TULUM, Q. ROO.— La reciente gira de la presidenta de México, Claudia Sheinbaum Pardo, por este municipio caribeño dejó al descubierto una clara lectura de poder: desprecian a Diego Castañón Trejo al marginarlo de las decisiones estratégicas e imágenes principales durante la atención a la emergencia económica y ambiental que atraviesa el destino.
Mientras el Gobierno Federal y la gobernadora de Quintana Roo, Mara Lezama Espinosa, tomaron las riendas para hacer frente a la contingencia del sargazo y dialogar con el sector empresarial, el presidente municipal de Tulum quedó reducido a un papel secundario en una agenda que exigía su liderazgo.
Un edil ausente en medio de la crisis turística
Las actividades de mayor relevancia institucional —como la reunión privada con empresarios y hoteleros, el recorrido de supervisión por el Parque del Jaguar y la zona costera, así como la Conferencia del Pueblo celebrada en el Aeropuerto Internacional Felipe Carrillo Puerto— fueron encabezadas exclusivamente por Sheinbaum y Lezama junto al gabinete federal.
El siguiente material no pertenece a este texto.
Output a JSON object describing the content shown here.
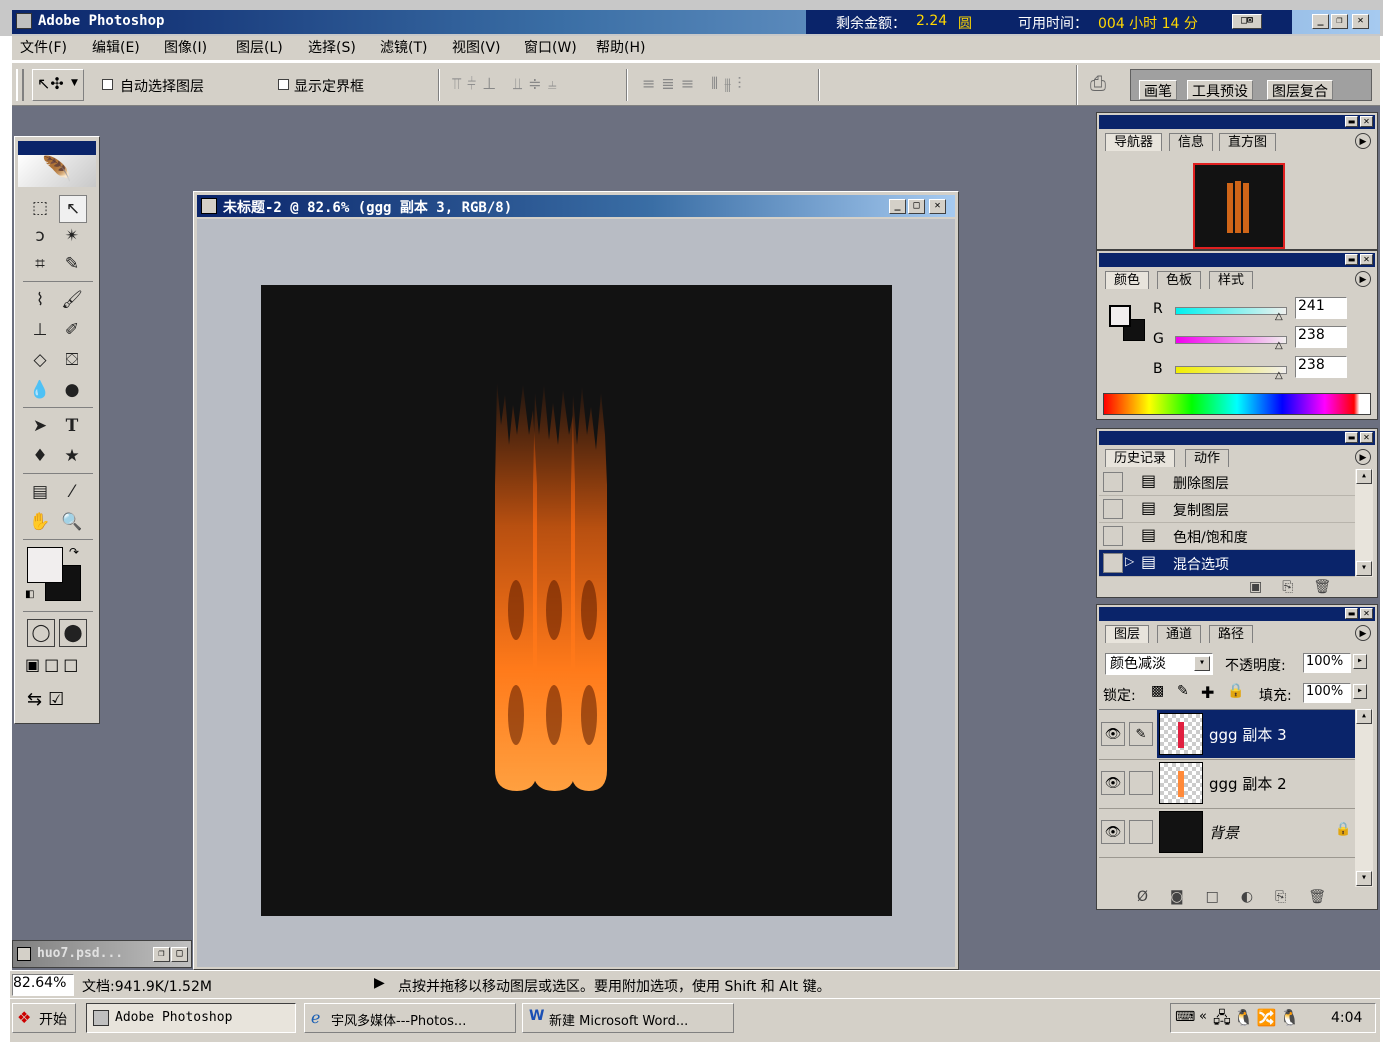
{
  "app": {
    "title": "Adobe Photoshop",
    "balance_label": "剩余金额：",
    "balance_value": "2.24",
    "balance_unit": "圆",
    "time_label": "可用时间：",
    "time_value": "004 小时 14 分"
  },
  "menu": [
    "文件(F)",
    "编辑(E)",
    "图像(I)",
    "图层(L)",
    "选择(S)",
    "滤镜(T)",
    "视图(V)",
    "窗口(W)",
    "帮助(H)"
  ],
  "options": {
    "auto_select": "自动选择图层",
    "show_bounds": "显示定界框"
  },
  "palette_well": [
    "画笔",
    "工具预设",
    "图层复合"
  ],
  "document": {
    "title": "未标题-2 @ 82.6% (ggg 副本 3, RGB/8)",
    "minimized_title": "huo7.psd..."
  },
  "navigator": {
    "tabs": [
      "导航器",
      "信息",
      "直方图"
    ]
  },
  "color": {
    "tabs": [
      "颜色",
      "色板",
      "样式"
    ],
    "r_label": "R",
    "g_label": "G",
    "b_label": "B",
    "r": "241",
    "g": "238",
    "b": "238"
  },
  "history": {
    "tabs": [
      "历史记录",
      "动作"
    ],
    "items": [
      "删除图层",
      "复制图层",
      "色相/饱和度",
      "混合选项"
    ]
  },
  "layers": {
    "tabs": [
      "图层",
      "通道",
      "路径"
    ],
    "blend_mode": "颜色减淡",
    "opacity_label": "不透明度:",
    "opacity": "100%",
    "lock_label": "锁定:",
    "fill_label": "填充:",
    "fill": "100%",
    "items": [
      "ggg 副本 3",
      "ggg 副本 2",
      "背景"
    ]
  },
  "status": {
    "zoom": "82.64%",
    "doc_size": "文档:941.9K/1.52M",
    "hint": "点按并拖移以移动图层或选区。要用附加选项，使用 Shift 和 Alt 键。"
  },
  "taskbar": {
    "start": "开始",
    "tasks": [
      "Adobe Photoshop",
      "宇风多媒体---Photos...",
      "新建 Microsoft Word..."
    ],
    "clock": "4:04"
  },
  "colors": {
    "title_blue": "#0a246a",
    "workspace": "#6c7080",
    "canvas": "#121212",
    "flame": "#ff7a1a"
  }
}
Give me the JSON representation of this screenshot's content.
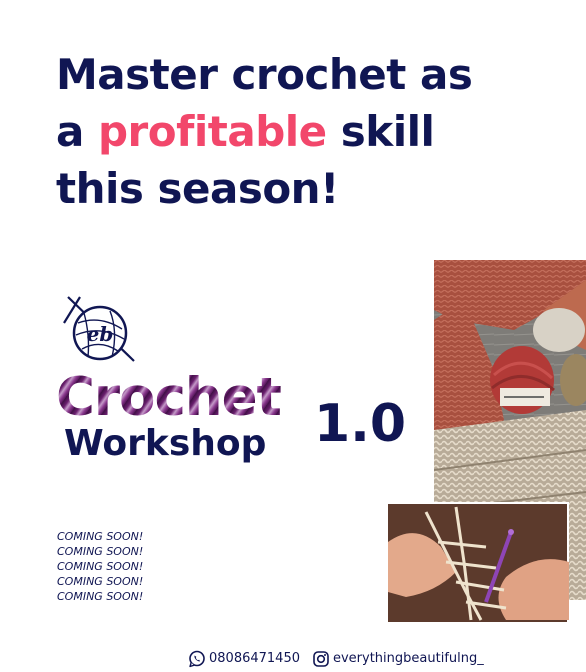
{
  "headline": {
    "line1": "Master crochet as",
    "line2_prefix": "a ",
    "line2_highlight": "profitable",
    "line2_suffix": " skill",
    "line3": "this season!"
  },
  "logo": {
    "monogram": "eb"
  },
  "title": {
    "word1": "Crochet",
    "word2": "Workshop",
    "version": "1.0"
  },
  "coming_soon": [
    "COMING SOON!",
    "COMING SOON!",
    "COMING SOON!",
    "COMING SOON!",
    "COMING SOON!"
  ],
  "footer": {
    "phone": "08086471450",
    "phone_icon": "whatsapp-icon",
    "instagram_handle": "everythingbeautifulng_",
    "instagram_icon": "instagram-icon"
  },
  "colors": {
    "navy": "#101653",
    "pink": "#f2476b",
    "purple": "#8b3a8f",
    "background": "#ffffff"
  }
}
La marginación del munícipe contrasta gravemente con la realidad que enfrentan los habitantes de Tulum. Hoteleros y comerciantes reportan una caída sostenida en la llegada de visitantes, cierres de pequeños negocios y un golpe severo del sargazo en las playas. Ante la incapacidad de la administración local para contener el impacto económico, fue la Federación la que asumió el rescate de la joya turística.
| Evento Clave de la Gira | Liderazgo Visibles | Situación de Diego Castañón |
| Reunión con sector hotelero | Claudia Sheinbaum / Mara Lezama | Ausente del primer plano |
| Supervisión Parque del Jaguar | Gobierno de México / Estado | Sin participación activa |
| Conferencia en el Aeropuerto | Gabinete Federal / Gobernadora | Relegado de los anuncios |
Reacción tardía y vacíos en el Palacio Municipal
En los días previos al arribo presidencial, el Ayuntamiento de Tulum apresuró cuadrillas de limpieza en algunas playas públicas, acción que fue señalada en redes sociales como una simulación de última hora. Tras el inicio formal de la gira, Castañón Trejo desapareció de la agenda pública y de los canales oficiales del gobierno municipal.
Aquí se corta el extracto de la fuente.